Relational, not Relationship

Published October 17, 2014
© The Rev. Eileen Gebbie

Please do not use the Bible as a guide for your relationships.

Use it is a witness for your relational life.

Let me explain: In a recent post I mentioned being “sex positive.” This resulted in an excellent question from a congregant about how to reconcile sex and sexuality with the teachings of the church and the Bible.

They do not reconcile.

The Bible and the historical teachings of Christianity are just horrendous guides for, say, marriage and sex.

Take Sarah and Abraham, for example. Sarah could not get pregnant and fulfill her duties as the bearer of an heir. Solution? Force a slave, Hagar, to make a baby! Women were property—even the women who were not formal slaves—and as property, had to produce.

Paul would have us be celibate all of our lives: Live by the Spirit, I say, and do not gratify the desires of the flesh (Galatians 5.16). Easy for Paul to say. Having encountered Jesus just after the Easter mystery, Paul had every reason to believe Jesus would be right back. His return was imminent, so he did not want his followers to be distracted by sex.
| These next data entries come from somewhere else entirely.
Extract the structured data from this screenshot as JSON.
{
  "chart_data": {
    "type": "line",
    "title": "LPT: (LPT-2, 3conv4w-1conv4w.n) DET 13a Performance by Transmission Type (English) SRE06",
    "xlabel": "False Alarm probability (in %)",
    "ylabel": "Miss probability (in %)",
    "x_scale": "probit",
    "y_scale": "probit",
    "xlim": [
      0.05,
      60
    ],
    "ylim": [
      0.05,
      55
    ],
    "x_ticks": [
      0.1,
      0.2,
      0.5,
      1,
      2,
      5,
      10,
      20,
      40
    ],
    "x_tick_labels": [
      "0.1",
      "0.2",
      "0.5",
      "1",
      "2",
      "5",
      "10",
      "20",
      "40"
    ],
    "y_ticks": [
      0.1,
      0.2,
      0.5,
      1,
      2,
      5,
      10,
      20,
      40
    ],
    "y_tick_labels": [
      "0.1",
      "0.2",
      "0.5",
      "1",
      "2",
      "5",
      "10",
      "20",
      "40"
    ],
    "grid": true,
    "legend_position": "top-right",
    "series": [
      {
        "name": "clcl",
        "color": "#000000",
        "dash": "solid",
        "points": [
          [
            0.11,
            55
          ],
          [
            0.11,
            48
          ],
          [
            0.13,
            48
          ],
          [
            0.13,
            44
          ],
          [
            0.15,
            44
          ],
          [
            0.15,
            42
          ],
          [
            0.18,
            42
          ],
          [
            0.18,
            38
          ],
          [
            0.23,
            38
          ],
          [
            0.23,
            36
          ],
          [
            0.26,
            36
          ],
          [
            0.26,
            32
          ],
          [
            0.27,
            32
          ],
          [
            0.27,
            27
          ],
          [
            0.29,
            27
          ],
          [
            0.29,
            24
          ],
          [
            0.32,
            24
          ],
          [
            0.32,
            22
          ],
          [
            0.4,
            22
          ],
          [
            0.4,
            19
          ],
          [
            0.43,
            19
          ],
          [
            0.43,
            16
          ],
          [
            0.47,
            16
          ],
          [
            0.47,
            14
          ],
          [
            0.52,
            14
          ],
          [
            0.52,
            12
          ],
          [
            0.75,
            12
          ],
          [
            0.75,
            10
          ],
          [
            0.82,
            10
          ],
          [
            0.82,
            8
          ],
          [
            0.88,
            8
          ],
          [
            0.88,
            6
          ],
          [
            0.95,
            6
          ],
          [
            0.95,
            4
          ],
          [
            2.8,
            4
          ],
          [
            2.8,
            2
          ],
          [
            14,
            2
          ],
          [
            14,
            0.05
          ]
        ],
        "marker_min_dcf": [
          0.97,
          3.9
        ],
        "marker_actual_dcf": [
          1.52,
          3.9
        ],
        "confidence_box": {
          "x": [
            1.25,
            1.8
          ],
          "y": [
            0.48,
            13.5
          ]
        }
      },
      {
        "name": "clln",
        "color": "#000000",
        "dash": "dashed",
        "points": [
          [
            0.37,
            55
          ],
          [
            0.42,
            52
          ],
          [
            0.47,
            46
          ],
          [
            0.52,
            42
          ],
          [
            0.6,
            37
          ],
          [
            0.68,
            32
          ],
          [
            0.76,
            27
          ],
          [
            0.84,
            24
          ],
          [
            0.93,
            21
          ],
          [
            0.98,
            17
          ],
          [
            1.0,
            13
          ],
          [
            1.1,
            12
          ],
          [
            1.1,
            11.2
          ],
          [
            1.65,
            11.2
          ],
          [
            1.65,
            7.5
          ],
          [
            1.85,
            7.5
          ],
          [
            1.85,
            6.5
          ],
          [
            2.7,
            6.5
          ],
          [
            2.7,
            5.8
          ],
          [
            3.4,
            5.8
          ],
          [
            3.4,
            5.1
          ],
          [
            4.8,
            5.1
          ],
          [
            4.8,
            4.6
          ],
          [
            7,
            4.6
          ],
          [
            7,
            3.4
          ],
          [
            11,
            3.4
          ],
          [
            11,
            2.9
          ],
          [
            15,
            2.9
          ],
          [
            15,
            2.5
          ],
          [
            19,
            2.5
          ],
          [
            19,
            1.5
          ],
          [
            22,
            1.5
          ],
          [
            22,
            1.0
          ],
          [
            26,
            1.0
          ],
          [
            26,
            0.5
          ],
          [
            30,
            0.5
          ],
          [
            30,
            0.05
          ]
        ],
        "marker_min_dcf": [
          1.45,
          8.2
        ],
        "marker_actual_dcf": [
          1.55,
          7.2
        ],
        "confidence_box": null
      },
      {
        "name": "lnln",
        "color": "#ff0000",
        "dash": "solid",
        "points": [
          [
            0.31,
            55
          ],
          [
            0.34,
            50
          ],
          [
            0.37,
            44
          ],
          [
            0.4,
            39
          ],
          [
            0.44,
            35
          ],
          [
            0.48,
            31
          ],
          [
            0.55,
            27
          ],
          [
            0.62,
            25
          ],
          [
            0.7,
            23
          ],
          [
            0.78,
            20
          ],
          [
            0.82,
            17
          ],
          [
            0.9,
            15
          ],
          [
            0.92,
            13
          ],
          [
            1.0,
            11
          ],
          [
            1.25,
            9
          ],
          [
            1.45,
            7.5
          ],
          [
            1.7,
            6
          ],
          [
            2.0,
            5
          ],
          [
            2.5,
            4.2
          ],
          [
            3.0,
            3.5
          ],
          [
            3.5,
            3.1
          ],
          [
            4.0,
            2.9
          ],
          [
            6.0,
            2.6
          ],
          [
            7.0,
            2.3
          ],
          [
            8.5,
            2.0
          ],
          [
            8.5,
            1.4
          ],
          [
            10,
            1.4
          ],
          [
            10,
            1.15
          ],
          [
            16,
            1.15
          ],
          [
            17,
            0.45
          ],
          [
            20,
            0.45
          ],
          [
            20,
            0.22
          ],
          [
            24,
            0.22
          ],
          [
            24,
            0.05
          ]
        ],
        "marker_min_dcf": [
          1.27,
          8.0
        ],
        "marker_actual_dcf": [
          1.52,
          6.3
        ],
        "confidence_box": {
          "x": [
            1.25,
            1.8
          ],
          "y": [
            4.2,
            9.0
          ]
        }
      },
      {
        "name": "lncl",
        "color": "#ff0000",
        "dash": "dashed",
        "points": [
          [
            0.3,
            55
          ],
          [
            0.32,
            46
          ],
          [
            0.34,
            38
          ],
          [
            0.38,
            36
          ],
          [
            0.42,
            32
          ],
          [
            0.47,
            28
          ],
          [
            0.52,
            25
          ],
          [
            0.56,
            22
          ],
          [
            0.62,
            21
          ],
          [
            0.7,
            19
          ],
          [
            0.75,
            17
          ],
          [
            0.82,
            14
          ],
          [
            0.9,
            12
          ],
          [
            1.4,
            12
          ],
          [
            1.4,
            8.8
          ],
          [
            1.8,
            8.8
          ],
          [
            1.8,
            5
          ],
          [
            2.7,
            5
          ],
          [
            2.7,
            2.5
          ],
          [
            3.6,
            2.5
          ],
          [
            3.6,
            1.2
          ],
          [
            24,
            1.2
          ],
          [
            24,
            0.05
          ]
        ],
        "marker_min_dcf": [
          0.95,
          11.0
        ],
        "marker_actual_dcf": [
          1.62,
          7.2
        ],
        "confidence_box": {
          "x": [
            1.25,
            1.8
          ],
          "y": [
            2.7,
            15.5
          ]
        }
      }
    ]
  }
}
If anything, the Bible is an outstanding guide for the many ways we betray our relationships and the God-blessed souls of others. In Eden, when Adam is confronted by God for eating of the tree of knowledge, does he take responsibility? Nope, he blames Eve. Keep it classy, Adam!

The Bible is a compendium of the worst of human behavior in relationships. It is also a tremendous witness to relationality.

I am drawing a distinction here. Our relationships are the established connections we have with lovers, parents, colleagues, and so on. Relationality is the tenor with which we enter those relationships.

The Bible, parts of it, offers a most remarkable testimony for relational postures of wholeness and justice. My primary Biblical text, the piece of scripture that I assess all others against, that I measure my own life against, is Luke 10.27, where Jesus says,

You shall love the Lord your God with all your heart, and with all your soul, and with all your strength, and with all your mind; and your neighbor as yourself.

Theologian Miguel de la Torre suggests, rightly, that if we are failing to love the neighbor as ourselves, we are failing to love God.

That is relationality. That is a teaching to guide how we approach all of our relationships. How am I loving myself? Am I? Or am I just being self-indulgent and defensive? How am I loving my neighbor, the neighbor that is my mother, the family across the street, my fellow Americans experiencing poverty and racism? Whatever my answer, that is the state of my devotion and service to God.

Which is what ultimately matters. Who you have consensual sex with, how you have that sex, the make up of your family (biological, adoptive, marital, chosen, single)—those are all personal and historical artifacts. They are products of the era and culture we each live in, as well as our unique biologies.

But how we enter into and exist within those spaces, that is the hallmark of our ancient yet contemporary faith.

 

de la Torre, Miguel. Liberating Jonah: Forming an Ethics of Reconciliation. Maryknoll, NY: Orbis Books, 2007.